多胡郡正倉跡は、今から1300年ほど前の奈良時代から平安時代にかけて存在した古代多胡郡の役所跡です。奈良時代は、律令と呼ばれる法律に基づいた中央集権的な国家の体制が整った時代です。

この頃、地方行政は国・郡・里の三段階の単位に編成されました。711年(和銅4年)、この地に多胡郡が新たに設置され、郡の役所である郡衙(郡家)も整備されました。正倉とは、この郡衙の施設の一つで、高床の倉庫を建て並べ、税として集めた米などの穀物を保管した公の倉庫群のことです。2011年から多胡碑周辺で実施している発掘調査で、特に注目されたのは、東西16.8m、南北7.2mの大きな建物跡です(目前にあります)。
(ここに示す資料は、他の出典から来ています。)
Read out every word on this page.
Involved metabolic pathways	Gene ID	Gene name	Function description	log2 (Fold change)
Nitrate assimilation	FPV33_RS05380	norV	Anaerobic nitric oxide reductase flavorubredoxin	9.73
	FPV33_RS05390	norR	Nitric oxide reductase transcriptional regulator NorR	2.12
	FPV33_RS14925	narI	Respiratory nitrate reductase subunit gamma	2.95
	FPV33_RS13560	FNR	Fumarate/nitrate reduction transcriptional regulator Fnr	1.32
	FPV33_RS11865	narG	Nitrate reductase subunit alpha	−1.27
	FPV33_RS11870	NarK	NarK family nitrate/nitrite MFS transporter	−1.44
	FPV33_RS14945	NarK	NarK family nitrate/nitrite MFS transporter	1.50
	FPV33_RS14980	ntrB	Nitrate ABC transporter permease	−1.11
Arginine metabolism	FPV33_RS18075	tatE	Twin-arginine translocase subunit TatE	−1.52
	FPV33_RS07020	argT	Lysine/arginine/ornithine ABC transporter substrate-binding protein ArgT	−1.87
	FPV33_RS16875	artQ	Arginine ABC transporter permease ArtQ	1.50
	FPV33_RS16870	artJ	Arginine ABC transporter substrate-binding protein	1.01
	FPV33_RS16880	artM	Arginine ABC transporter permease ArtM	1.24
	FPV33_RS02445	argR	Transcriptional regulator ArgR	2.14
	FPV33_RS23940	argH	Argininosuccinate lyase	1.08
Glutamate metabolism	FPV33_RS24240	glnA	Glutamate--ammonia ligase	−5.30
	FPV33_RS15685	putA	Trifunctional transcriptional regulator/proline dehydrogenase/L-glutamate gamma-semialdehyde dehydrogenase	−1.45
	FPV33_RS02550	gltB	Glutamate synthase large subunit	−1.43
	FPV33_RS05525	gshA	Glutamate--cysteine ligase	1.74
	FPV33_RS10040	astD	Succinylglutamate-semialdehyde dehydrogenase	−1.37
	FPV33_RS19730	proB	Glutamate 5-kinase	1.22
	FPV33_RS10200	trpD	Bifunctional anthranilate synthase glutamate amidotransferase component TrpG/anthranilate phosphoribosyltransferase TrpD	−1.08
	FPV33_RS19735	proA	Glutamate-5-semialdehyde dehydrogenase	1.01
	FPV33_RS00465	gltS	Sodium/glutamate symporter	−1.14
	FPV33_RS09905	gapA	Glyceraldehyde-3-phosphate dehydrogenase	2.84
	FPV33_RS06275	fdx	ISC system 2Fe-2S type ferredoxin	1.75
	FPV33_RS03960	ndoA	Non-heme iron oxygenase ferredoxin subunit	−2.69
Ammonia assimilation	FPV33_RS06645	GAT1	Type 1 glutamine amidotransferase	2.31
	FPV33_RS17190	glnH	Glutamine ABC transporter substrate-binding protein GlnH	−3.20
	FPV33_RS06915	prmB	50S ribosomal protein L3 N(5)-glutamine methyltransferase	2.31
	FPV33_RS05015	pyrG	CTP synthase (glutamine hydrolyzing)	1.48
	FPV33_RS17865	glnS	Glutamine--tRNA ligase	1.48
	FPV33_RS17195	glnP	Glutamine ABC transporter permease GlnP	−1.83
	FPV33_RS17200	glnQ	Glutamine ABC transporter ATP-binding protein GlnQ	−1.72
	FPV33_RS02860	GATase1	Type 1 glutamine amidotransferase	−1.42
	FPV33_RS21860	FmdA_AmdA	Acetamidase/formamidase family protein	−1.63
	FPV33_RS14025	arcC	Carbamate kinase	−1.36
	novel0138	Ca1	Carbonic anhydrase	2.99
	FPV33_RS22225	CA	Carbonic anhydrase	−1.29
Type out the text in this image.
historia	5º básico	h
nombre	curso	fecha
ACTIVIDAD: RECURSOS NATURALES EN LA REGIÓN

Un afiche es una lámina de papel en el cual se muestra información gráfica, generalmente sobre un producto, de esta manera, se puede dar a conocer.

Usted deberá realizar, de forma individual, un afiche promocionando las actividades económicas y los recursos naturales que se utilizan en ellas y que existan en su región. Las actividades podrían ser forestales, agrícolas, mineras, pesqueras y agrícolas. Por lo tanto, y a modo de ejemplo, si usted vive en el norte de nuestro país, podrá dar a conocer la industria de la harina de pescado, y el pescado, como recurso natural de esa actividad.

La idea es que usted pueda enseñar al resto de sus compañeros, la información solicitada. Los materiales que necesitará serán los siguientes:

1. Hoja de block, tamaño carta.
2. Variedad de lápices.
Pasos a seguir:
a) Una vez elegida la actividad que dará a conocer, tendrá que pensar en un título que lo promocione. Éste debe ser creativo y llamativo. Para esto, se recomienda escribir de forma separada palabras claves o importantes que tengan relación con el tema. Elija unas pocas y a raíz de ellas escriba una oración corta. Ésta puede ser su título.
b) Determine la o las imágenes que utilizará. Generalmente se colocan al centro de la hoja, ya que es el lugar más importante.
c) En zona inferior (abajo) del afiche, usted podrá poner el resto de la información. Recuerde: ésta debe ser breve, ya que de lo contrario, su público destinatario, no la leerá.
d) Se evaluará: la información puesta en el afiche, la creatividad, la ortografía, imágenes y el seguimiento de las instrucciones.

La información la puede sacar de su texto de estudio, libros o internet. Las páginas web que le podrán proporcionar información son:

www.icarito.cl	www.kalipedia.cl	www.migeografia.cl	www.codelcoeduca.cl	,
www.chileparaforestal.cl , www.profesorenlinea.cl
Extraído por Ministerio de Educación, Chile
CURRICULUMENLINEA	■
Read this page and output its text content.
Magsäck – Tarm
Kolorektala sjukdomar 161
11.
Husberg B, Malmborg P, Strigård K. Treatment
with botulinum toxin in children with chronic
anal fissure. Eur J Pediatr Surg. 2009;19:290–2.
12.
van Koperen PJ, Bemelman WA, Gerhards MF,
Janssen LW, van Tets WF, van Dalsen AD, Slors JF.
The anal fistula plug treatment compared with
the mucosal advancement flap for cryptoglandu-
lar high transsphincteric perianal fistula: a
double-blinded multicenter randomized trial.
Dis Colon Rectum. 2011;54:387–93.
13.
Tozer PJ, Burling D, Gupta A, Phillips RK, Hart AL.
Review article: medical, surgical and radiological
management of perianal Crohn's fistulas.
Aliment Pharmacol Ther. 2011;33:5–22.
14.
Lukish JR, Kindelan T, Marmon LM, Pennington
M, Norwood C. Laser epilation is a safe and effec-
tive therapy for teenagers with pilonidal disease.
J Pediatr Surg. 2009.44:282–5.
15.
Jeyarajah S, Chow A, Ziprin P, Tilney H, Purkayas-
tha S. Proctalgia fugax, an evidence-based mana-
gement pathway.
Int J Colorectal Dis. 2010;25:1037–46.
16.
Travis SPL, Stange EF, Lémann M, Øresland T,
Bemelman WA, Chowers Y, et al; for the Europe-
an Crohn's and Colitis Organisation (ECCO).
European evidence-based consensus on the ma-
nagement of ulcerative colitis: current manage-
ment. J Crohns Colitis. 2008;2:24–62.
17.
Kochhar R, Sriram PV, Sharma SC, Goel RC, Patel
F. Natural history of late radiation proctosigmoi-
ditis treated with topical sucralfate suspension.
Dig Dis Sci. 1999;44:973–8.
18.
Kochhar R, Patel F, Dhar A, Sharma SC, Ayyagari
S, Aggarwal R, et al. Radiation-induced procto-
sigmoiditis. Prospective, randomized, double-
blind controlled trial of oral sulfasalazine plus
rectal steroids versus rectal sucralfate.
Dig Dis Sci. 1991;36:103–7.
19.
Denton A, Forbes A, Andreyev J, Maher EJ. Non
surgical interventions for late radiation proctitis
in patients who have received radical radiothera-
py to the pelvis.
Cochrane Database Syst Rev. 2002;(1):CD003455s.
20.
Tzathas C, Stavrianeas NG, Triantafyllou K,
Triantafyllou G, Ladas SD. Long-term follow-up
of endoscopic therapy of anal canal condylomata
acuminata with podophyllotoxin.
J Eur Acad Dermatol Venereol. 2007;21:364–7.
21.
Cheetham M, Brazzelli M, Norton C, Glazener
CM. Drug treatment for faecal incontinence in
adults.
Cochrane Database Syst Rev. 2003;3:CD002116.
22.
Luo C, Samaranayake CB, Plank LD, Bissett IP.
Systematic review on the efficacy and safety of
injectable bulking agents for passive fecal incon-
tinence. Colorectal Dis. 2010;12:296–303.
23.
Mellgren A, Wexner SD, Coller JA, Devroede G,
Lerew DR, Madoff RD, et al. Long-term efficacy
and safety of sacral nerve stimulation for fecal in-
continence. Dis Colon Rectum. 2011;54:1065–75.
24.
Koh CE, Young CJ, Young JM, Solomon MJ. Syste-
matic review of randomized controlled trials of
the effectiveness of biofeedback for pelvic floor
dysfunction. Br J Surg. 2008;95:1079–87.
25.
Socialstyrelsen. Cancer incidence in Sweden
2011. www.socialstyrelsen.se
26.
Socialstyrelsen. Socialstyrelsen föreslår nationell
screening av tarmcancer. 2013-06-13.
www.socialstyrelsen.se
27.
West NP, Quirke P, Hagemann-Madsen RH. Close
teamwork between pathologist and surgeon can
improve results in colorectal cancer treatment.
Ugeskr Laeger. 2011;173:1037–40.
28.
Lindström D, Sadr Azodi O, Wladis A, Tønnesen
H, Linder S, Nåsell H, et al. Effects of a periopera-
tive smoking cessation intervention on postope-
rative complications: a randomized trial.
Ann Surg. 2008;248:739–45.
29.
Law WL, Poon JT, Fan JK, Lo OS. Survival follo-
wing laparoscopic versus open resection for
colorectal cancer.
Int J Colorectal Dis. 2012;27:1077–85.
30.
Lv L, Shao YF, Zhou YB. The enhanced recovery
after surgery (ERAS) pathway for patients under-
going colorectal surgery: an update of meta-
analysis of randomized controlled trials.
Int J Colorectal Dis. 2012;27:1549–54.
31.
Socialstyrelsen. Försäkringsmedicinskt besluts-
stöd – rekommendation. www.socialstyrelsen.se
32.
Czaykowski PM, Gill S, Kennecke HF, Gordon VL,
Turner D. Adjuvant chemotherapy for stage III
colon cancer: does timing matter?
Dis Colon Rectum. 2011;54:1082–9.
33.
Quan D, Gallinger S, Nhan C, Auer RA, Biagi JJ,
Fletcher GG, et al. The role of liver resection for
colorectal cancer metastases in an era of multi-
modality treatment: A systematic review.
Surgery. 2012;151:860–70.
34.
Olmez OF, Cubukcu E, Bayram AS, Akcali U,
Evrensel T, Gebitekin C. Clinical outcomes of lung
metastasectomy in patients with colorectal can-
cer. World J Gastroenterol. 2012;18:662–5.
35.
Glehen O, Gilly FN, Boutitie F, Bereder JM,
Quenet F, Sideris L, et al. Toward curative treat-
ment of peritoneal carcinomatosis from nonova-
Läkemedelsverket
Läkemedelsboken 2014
建物基礎となる大きな礎石が整然と並び、屋根は希少な瓦葺だったことが調査で確認されました。この ことから、この建物跡は高台にそびえたつひときわ格式の高い倉庫(法倉)であったと考えられます。付近一帯では他にも礎石建ちの正倉が発見されており、複数が建ち並んでいたと想定されます。これら倉庫群は南北の方位にあわせて掘られた区画溝に囲まれ、約210m四方の敷地を有していたことも分かりました。正倉跡の北辺中央から真北に約350mの距離には、多胡郡の建都記念碑である特別史跡多胡碑が存在しています。このことは多胡碑と正倉が計画的に配置された可能性を強く示唆しています。古代多胡郡は、国家の形成期に国が主導して渡来人を登用し設置した全国でも稀な郡です。その役所跡が見つかったことは、日本古代史を理解する上で極めて重要あり、建郡記念碑である多胡碑の歴史的価値をいっそう高めるものとして注目されます。